Three-loop banana integrals with four unequal masses

TL;DR

This paper derives a system of differential equations for three-loop banana Feynman integrals with four different masses, enabling analytic solutions in terms of iterated integrals using recent geometric and cohomological methods.

Contribution

It introduces a canonical differential equation framework for these complex integrals, utilizing K3 geometry and twisted cohomology to simplify and solve them analytically.

Findings

Derived differential equations for three-loop banana integrals with four masses.

Established a method to reduce the complexity of related geometric functions.
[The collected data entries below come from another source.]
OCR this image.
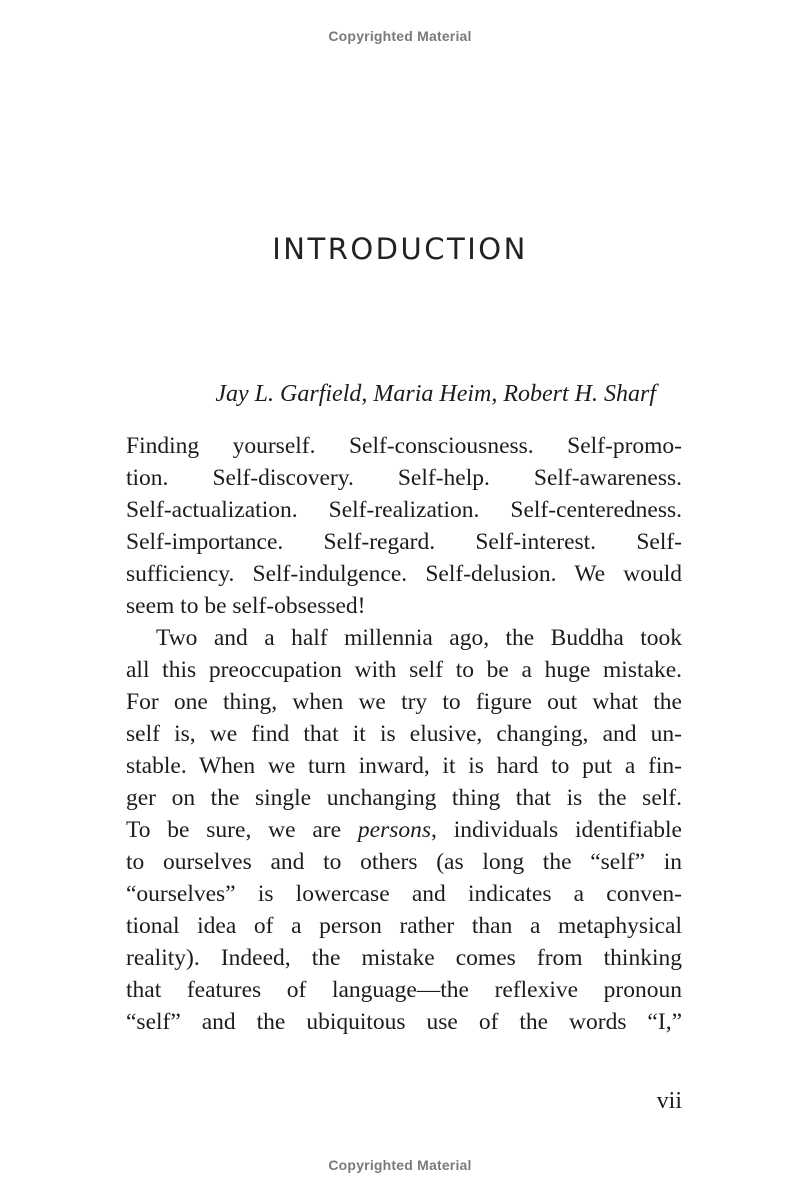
Copyrighted Material
INTRODUCTION

Jay L. Garfield, Maria Heim, Robert H. Sharf

Finding yourself. Self-consciousness. Self-promo-
tion. Self-discovery. Self-help. Self-awareness.
Self-actualization. Self-realization. Self-centeredness.
Self-importance. Self-regard. Self-interest. Self-
sufficiency. Self-indulgence. Self-delusion. We would
seem to be self-obsessed!
Two and a half millennia ago, the Buddha took
all this preoccupation with self to be a huge mistake.
For one thing, when we try to figure out what the
self is, we find that it is elusive, changing, and un-
stable. When we turn inward, it is hard to put a fin-
ger on the single unchanging thing that is the self.
To be sure, we are persons, individuals identifiable
to ourselves and to others (as long the “self” in
“ourselves” is lowercase and indicates a conven-
tional idea of a person rather than a metaphysical
reality). Indeed, the mistake comes from thinking
that features of language—the reflexive pronoun
“self” and the ubiquitous use of the words “I,”

vii

Copyrighted Material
Provided a pathway for computing multiloop integrals with non-trivial geometries.

Abstract

We present a system of canonical differential equations satisfied by the three-loop banana integrals with four distinct non-zero masses in $D = 2-2\eps$ dimensions. Together with the initial condition in the small-mass limit, this provides all the ingredients to find analytic results for three-loop banana integrals in terms of iterated integrals to any desired order in the dimensional regulator. To obtain this result, we rely on recent advances in understanding the K3 geometry underlying these integrals and in how to construct rotations to an $\eps$-factorized basis. This rotation typically involves the introduction of objects defined as integrals of (derivatives of) K3 periods and rational functions. We apply and extend a method based on results from twisted cohomology to identify relations among these functions, which allows us to reduce their number considerably. We expect that the methods that we have applied here will prove useful to compute further multiloop multiscale Feynman integrals attached to non-trivial geometries.